Hugging Face has announced the launch of an inference-as-a-service capability powered by NVIDIA NIM. This new service will provide developers easy access to NVIDIA-accelerated inference for popular AI models.
The new service allows developers to rapidly deploy leading large language models such as the Llama 3 family and Mistral AI models with optimization from NVIDIA NIM microservices running on NVIDIA DGX Cloud. This will help developers quickly prototype with open-source AI models hosted on the Hugging Face Hub and deploy them in production.
The Hugging Face inference-as-a-service on NVIDIA DGX Cloud powered by NIM microservices offers easy access to compute resources that are optimized for AI deployment. The NVIDIA DGX Cloud platform is purpose-built for generative AI and provides scalable GPU resources that support every step of AI development, from prototype to production.
To use the service, users must have access to an Enterprise Hub organization and a fine-grained token for authentication. The NVIDIA NIM Endpoints for supported Generative AI models can be found on the model page of the Hugging Face Hub.
Currently, the service only supports the chat.completions.create
and models.list
APIs, but Hugging Face is working on extending this while adding more models.
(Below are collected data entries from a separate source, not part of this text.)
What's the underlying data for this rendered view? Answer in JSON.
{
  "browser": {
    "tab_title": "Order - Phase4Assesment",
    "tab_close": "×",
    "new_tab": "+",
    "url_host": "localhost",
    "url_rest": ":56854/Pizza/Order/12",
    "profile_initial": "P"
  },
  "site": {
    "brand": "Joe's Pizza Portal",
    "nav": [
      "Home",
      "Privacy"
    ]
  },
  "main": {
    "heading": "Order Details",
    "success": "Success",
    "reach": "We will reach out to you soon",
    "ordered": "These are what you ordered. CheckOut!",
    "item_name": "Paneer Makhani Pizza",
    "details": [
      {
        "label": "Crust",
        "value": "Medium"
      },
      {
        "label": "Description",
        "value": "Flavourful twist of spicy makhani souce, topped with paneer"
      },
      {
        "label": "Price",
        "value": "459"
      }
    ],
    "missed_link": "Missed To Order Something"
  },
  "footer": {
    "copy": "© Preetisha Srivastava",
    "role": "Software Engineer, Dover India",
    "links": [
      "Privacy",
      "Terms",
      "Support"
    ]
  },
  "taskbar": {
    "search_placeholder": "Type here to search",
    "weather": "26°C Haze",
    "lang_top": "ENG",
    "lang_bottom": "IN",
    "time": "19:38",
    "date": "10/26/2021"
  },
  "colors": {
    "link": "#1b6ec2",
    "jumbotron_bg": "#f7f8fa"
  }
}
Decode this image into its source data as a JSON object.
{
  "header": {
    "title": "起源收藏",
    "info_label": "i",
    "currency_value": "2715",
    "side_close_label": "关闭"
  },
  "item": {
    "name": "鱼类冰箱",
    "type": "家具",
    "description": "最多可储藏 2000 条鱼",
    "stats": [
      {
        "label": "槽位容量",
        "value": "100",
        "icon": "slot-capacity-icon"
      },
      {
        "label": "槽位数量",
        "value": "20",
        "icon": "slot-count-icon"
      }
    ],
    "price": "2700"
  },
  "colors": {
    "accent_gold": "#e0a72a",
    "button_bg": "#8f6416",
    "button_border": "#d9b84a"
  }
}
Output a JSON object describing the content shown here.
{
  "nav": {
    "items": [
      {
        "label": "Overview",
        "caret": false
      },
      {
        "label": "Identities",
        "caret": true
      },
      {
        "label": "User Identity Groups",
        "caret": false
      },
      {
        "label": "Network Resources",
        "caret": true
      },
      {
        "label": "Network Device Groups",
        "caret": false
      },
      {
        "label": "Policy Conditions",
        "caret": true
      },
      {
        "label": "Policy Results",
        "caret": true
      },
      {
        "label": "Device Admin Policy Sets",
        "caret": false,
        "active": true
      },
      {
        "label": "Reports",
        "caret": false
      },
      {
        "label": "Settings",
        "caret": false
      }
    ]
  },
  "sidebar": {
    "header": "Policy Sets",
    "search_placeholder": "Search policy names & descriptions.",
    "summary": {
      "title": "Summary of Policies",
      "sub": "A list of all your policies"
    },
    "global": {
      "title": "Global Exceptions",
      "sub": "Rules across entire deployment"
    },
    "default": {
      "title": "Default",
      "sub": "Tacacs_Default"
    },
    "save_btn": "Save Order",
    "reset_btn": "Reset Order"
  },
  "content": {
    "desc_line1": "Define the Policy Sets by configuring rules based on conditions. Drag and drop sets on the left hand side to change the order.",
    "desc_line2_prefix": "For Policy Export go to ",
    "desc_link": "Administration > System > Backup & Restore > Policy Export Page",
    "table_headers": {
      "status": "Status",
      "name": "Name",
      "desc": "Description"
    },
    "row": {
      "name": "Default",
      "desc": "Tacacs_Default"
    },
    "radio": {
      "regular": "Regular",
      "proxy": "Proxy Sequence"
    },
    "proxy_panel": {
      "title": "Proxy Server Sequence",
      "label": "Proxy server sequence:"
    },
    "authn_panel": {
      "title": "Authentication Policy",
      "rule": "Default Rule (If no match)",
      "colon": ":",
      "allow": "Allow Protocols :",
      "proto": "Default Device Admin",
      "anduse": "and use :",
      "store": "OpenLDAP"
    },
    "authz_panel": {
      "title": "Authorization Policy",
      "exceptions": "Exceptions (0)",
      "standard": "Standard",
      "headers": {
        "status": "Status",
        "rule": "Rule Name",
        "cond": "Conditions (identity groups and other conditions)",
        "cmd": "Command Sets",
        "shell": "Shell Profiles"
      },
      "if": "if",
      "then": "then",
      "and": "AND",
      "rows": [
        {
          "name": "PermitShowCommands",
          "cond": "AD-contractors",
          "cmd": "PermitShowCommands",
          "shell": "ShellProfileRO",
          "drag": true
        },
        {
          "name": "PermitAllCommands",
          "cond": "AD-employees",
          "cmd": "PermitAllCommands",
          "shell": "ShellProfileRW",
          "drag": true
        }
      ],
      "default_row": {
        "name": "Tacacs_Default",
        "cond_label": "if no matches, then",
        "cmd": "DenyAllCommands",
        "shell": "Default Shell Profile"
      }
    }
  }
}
Usage of Hugging Face Inference-as-a-Service on DGX Cloud is billed based on the compute time spent per request, using NVIDIA H100 Tensor Core GPUs.
Hugging Face is also working with NVIDIA to integrate the NVIDIA TensorRT-LLM library into Hugging Face's Text Generation Inference (TGI) framework to improve AI inference performance and accessibility. In addition to the new Inference-as-a-Service, Hugging Face also offers Train on DGX Cloud, an AI training service.
Clem Delangue, CEO at Hugging Face, posted on his X account:
Very excited to see that Hugging Face is becoming the gateway for AI compute!
And Kaggle Master Rohan Paul shared a post on X saying:
So, we can use open models with the accelerated compute platform of NVIDIA DGX Cloud for inference serving. Code is fully compatible with OpenAI API, allowing you to use the openai’s sdk for inference.
At SIGGRAPH, NVIDIA also introduced generative AI models and NIM microservices for the OpenUSD framework to accelerate developers’ abilities to build highly accurate virtual worlds for the next evolution of AI.